36. The judge observed –

      "it appears that Mr Power was an organiser; I cannot say he was the sole organiser, he was an organiser. And he was cynical enough in his management of this trade but he placed a distance between himself and his living quarters and where the drug was being stored. So there was a cottage which was not occupied by him, but in which he had the drug addict [Mr.] McKenzie minding the stuff and he came then to distribute and it was in the act of distribution that he was caught.
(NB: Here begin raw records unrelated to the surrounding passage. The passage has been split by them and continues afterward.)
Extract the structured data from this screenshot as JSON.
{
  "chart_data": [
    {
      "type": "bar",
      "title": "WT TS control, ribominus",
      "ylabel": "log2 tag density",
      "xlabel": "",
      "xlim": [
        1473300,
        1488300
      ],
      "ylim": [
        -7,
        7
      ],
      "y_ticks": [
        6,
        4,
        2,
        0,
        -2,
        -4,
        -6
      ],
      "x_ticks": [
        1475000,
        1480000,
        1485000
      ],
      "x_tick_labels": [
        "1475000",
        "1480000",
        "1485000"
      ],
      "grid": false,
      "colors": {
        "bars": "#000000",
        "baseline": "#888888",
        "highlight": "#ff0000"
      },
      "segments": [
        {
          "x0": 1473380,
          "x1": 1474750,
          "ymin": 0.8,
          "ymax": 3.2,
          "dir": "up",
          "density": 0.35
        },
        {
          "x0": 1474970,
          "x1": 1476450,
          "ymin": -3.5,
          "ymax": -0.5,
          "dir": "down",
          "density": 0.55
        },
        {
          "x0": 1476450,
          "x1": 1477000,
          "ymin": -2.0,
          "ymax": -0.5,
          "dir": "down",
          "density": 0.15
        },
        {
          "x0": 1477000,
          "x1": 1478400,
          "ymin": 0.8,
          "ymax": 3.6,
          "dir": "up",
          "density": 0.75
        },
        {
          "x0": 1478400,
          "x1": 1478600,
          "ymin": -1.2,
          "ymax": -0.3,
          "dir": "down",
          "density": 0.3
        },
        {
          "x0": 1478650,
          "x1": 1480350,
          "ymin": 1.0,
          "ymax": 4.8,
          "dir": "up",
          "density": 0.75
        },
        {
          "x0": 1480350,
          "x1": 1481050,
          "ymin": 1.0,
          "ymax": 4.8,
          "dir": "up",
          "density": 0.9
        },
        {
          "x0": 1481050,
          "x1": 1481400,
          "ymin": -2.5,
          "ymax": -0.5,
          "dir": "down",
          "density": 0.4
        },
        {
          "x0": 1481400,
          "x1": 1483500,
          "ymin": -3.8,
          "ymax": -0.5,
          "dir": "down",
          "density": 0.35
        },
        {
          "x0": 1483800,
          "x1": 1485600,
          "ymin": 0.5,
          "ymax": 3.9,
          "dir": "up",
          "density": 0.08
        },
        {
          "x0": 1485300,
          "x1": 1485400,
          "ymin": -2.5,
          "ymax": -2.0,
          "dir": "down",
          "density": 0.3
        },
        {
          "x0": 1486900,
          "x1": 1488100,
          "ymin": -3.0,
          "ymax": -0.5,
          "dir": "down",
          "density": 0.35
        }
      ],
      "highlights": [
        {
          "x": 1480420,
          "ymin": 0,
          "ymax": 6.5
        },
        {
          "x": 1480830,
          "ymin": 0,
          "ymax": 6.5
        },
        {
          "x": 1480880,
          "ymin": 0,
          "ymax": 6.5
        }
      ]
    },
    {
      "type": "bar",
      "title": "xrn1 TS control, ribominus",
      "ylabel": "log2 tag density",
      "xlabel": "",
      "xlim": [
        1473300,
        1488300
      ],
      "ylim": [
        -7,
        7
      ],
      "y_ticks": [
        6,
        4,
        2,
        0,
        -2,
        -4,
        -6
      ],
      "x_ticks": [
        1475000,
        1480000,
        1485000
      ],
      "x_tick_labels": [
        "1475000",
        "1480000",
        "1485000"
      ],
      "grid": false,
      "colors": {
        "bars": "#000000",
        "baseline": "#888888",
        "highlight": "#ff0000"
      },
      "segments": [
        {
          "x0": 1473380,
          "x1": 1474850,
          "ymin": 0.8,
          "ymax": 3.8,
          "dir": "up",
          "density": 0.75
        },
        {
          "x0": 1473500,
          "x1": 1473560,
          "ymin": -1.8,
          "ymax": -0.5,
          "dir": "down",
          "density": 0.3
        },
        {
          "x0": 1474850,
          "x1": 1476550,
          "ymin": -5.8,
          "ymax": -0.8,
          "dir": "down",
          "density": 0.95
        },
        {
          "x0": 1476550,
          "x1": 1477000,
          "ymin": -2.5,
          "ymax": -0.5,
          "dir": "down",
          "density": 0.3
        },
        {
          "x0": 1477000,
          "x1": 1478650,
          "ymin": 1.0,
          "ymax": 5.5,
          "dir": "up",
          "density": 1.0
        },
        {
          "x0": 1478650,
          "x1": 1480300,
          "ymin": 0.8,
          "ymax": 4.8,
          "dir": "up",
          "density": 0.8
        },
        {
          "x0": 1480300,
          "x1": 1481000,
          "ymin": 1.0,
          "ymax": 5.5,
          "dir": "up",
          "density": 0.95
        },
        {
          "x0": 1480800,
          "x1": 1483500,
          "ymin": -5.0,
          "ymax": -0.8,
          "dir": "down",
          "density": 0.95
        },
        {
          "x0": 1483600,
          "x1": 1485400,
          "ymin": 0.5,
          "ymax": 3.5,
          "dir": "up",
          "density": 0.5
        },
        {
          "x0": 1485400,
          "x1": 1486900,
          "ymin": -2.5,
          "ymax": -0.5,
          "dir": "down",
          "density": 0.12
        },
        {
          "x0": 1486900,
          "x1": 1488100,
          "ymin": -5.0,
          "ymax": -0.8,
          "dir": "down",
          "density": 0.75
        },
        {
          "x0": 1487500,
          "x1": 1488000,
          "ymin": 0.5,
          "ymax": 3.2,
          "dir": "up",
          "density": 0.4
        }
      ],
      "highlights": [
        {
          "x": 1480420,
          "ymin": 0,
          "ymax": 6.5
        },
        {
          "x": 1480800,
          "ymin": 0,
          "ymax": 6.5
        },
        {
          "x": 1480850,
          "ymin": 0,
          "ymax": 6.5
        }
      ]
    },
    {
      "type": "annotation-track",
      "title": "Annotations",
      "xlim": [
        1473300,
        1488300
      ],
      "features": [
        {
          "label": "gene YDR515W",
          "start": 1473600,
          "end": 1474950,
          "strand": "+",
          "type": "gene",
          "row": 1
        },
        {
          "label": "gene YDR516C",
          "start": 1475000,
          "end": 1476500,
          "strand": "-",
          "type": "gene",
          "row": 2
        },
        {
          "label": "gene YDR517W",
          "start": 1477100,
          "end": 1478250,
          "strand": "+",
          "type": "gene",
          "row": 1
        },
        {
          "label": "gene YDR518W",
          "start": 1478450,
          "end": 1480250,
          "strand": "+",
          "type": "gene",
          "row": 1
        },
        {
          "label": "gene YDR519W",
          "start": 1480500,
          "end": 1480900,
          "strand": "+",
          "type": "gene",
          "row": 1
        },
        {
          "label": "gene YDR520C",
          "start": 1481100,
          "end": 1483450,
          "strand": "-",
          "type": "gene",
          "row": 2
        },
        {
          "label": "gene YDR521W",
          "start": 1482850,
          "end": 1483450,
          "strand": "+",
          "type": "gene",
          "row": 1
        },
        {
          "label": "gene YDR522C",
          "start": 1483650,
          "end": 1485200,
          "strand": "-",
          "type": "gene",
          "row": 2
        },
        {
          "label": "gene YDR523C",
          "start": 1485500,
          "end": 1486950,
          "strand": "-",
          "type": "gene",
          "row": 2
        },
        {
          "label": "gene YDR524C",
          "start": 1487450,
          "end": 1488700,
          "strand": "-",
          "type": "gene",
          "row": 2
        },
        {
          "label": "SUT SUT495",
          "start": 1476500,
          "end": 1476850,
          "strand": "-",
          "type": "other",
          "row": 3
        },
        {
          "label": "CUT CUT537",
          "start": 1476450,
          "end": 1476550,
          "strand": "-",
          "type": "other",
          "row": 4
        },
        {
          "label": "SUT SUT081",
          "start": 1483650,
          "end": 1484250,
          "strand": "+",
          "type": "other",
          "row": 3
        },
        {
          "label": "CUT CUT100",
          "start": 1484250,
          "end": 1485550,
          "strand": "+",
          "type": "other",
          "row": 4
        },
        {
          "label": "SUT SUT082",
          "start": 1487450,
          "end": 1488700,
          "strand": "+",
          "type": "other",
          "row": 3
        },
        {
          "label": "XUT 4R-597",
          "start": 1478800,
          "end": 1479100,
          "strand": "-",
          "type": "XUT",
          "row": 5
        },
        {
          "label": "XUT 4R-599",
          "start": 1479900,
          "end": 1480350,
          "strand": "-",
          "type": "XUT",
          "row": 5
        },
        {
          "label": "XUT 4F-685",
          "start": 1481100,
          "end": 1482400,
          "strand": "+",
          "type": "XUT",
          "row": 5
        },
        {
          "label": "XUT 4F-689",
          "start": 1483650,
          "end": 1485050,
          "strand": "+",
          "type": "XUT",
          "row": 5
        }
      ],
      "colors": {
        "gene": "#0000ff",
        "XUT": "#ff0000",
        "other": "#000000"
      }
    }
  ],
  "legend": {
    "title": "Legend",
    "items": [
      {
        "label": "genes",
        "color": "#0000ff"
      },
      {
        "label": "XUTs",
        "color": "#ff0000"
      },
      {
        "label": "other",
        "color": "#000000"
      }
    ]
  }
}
So, he has a good level of management in this organisation of dealing in drugs."
37. The conclusion reached by the learned trial judge is criticised on the basis that he must have relied on Detective Garda O’Toole’s evidence that "I would be confident that he [the appellant] was the man profiting from this and that he was the main organiser of this enterprise”. In the Court’s view, the totality of the evidence entitled the sentencing judge to reach this conclusion independently of the observations in question. Further, in the absence of objection, to rely on what the witness said when summarising the prosecution case.

38. The separate basis upon which the sentence is impugned is a claimed unlawful disparity between the sentence imposed on Mr. McKenzie and the appellant. In the Court’s view, there can be no valid or legitimate basis for such criticism, having regard to the materially different circumstances demonstrated to obtain in respect of each accused.

39. It is of the essence of proper sentencing that each individual is sentenced by reference to his personal culpability and personal circumstances. There may well be circumstances in which a disparity of sentence might give rise to a basis for criticism, but having regard to the respective roles of the parties and the fact that the mandatory minimum sentence was rightly imposed on the co-accused by the learned trial judge, there is no indication of disparity. The review of Mr. McKenzie's sentence of five years from the date of sentence does not in any sense import of the implication that he will be released at that stage. Such conjecture was entirely misplaced and based on a misunderstanding of the relevant statutory provision.

40. This Court considers it significant, as did the sentencing judge, that the co-accused appears to have cooperated with the Gardaí in a way which the appellant elected not to. For the reasons stated, no error of principle having been identified, this Court finds no basis to interfere with the sentence imposed and would dismiss this appeal.